Говорят, что, хотя истерия матерей и не наследуется сыновьями, она развивает в них исключительно живое, пожалуй, даже буйное воображение, и в отношении одного из нас, как мне кажется, оправдалась справедливость данного утверждения. Каким же путем влияет безумие матери на сыновей, если они его — по крайней мере, в большинстве случаев — не наследуют? — Я говорю здесь не о тех несерьезных и даже смешных припадках женского безумия, которые зачастую выступают как следствие полностью расшатанной нервной системы; нет, я имею в виду то болезненное состояние души, в котором сама ее основа, возгоняемая над тигелем перевозбужденной фантазии, превращается в яд, отравляющий жизненные силы, в результате чего они смертельно заболевают, и человек в бреду этой болезни принимает призрак другого бытия за самое жизнь.
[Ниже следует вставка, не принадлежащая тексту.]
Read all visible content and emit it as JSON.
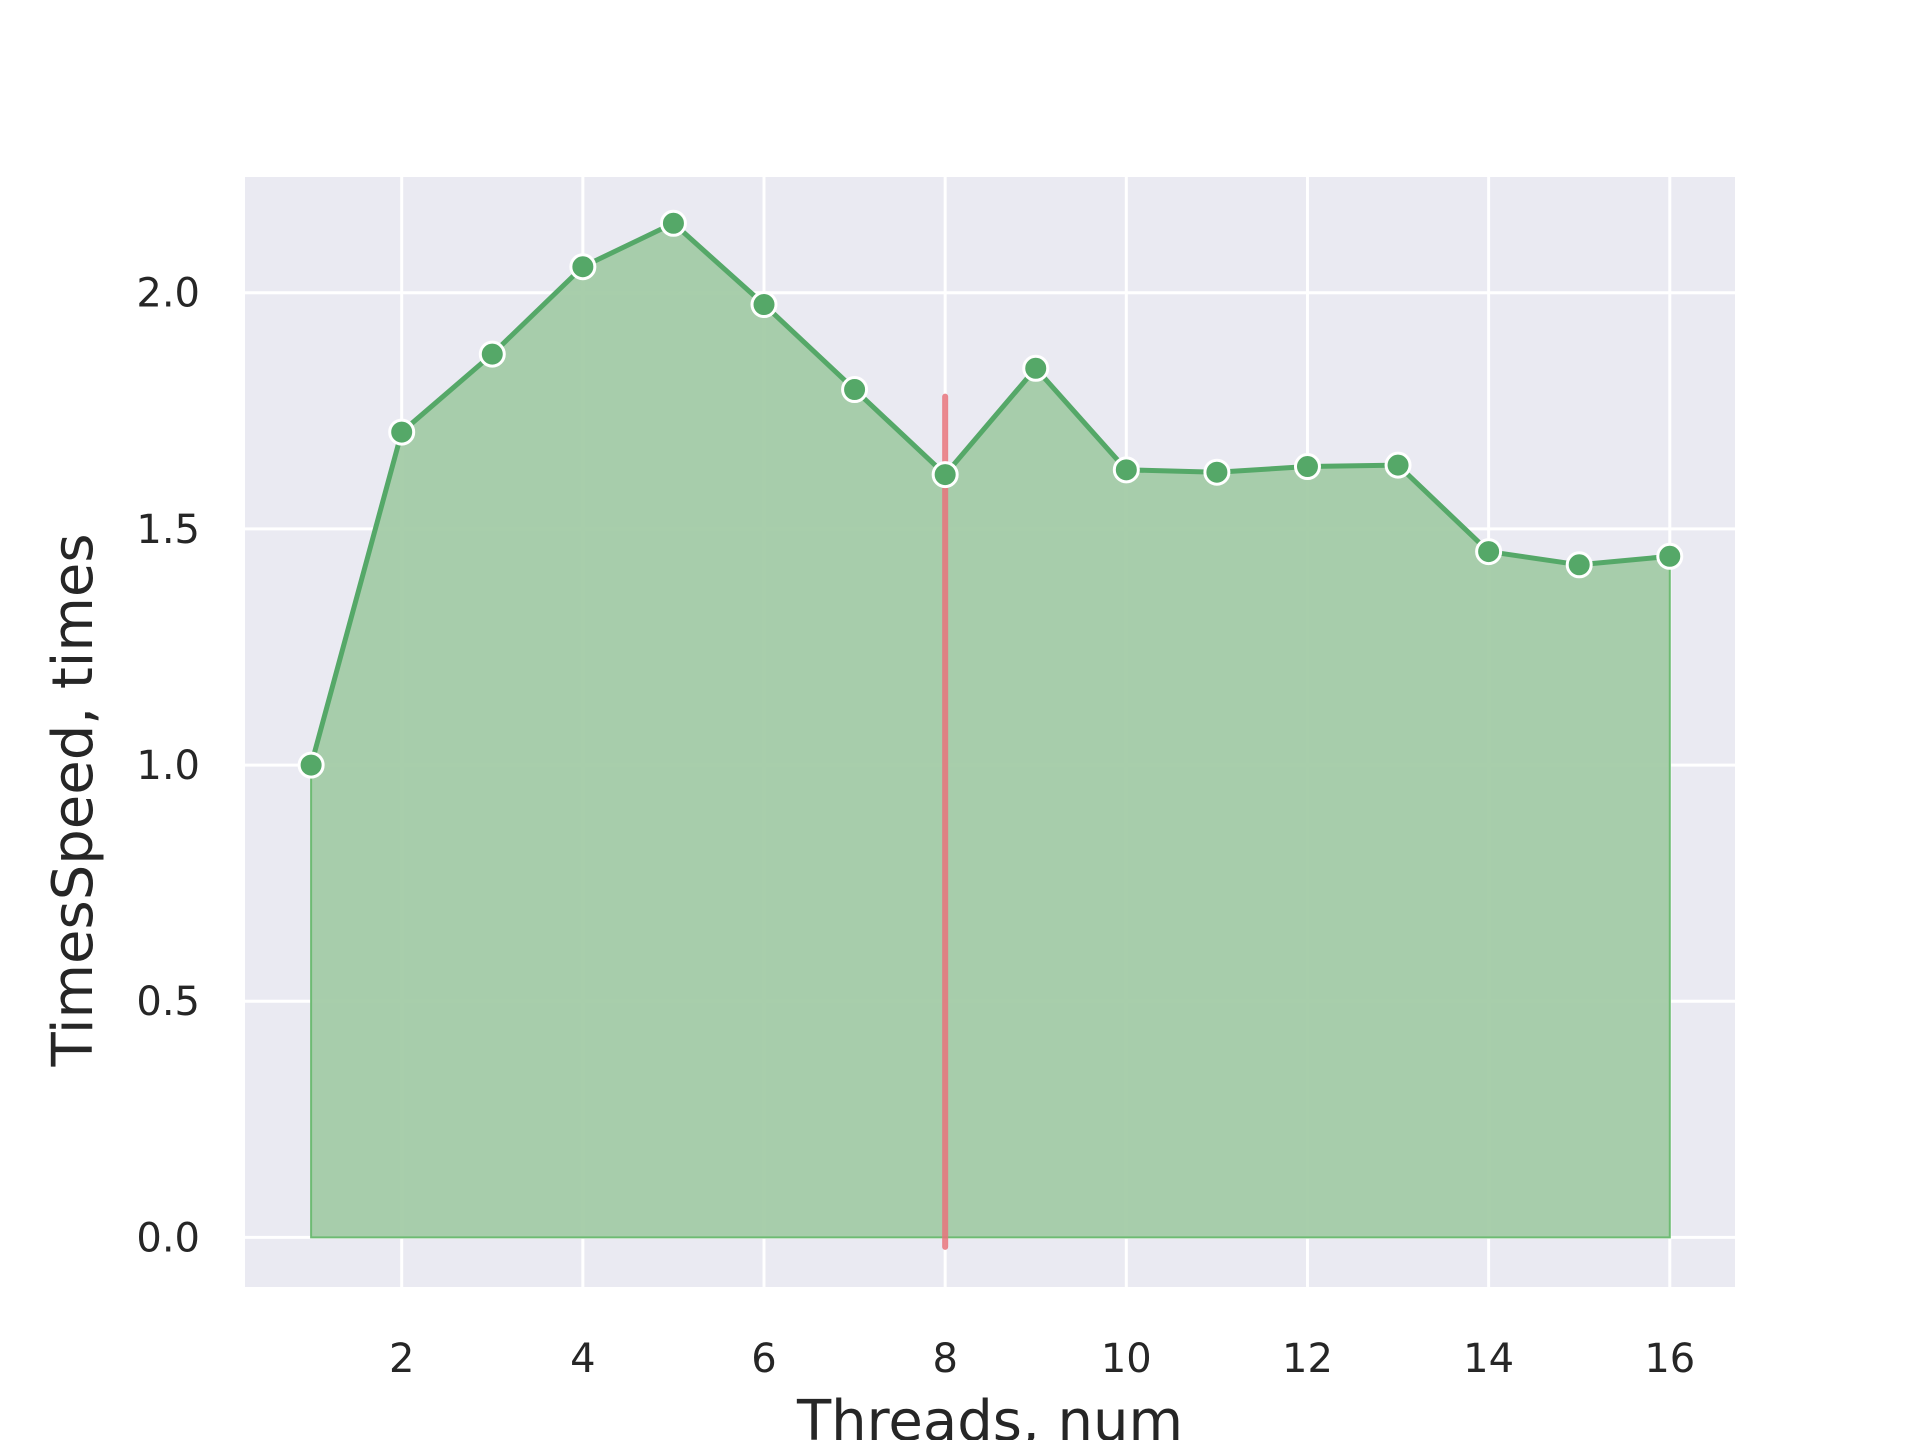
{
  "chart_data": {
    "type": "area",
    "title": "",
    "xlabel": "Threads, num",
    "ylabel": "TimesSpeed, times",
    "xlim": [
      0.27,
      16.72
    ],
    "ylim": [
      -0.105,
      2.245
    ],
    "x_ticks": [
      2,
      4,
      6,
      8,
      10,
      12,
      14,
      16
    ],
    "x_tick_labels": [
      "2",
      "4",
      "6",
      "8",
      "10",
      "12",
      "14",
      "16"
    ],
    "y_ticks": [
      0.0,
      0.5,
      1.0,
      1.5,
      2.0
    ],
    "y_tick_labels": [
      "0.0",
      "0.5",
      "1.0",
      "1.5",
      "2.0"
    ],
    "grid": true,
    "series": [
      {
        "x": [
          1,
          2,
          3,
          4,
          5,
          6,
          7,
          8,
          9,
          10,
          11,
          12,
          13,
          14,
          15,
          16
        ],
        "values": [
          1.0,
          1.705,
          1.87,
          2.055,
          2.147,
          1.975,
          1.795,
          1.615,
          1.84,
          1.625,
          1.62,
          1.632,
          1.635,
          1.452,
          1.424,
          1.442
        ]
      }
    ],
    "vline": {
      "x": 8,
      "ymin": -0.02,
      "ymax": 1.78,
      "color": "#e8737b"
    },
    "colors": {
      "line": "#55a868",
      "fill": "#a3cba7",
      "fill_edge": "#6dbb73",
      "marker_edge": "#ffffff",
      "plot_bg": "#eaeaf2",
      "grid": "#ffffff"
    }
  }
}
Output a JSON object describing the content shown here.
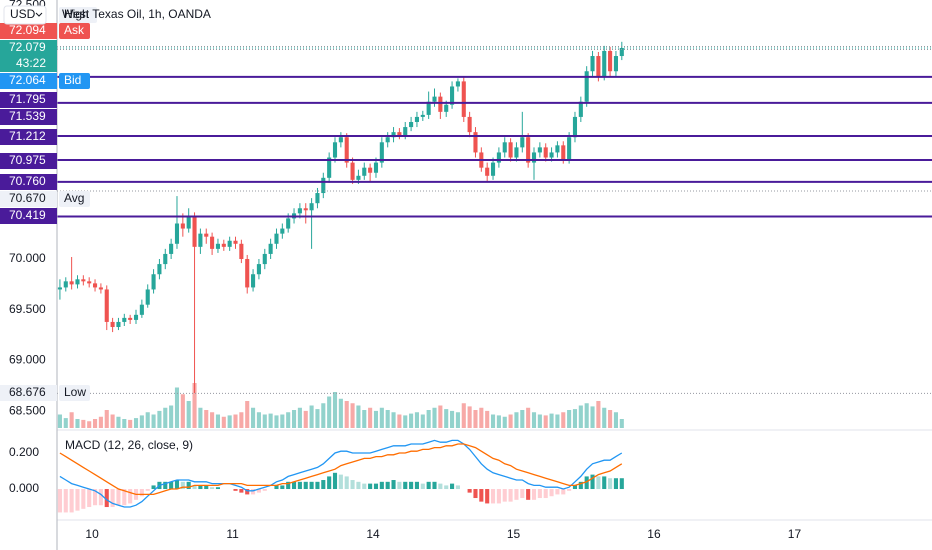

Последнее предложение этого отрывка вполне можно отнести к самому Гофману, впрочем, равно как и последующие страницы. Он развивает на них теорию заразительности безумия, которому подвержены сверхчувствительные сыновья истеричных матерей. Эти рассуждения пронизаны глубоким и несколько виноватым сочувствием Гофмана к несчастному Вернеру, в коем он, видимо, угадал тот распад личности и цельного мироощущения, который составлял одну из характернейших черт и его собственного существования.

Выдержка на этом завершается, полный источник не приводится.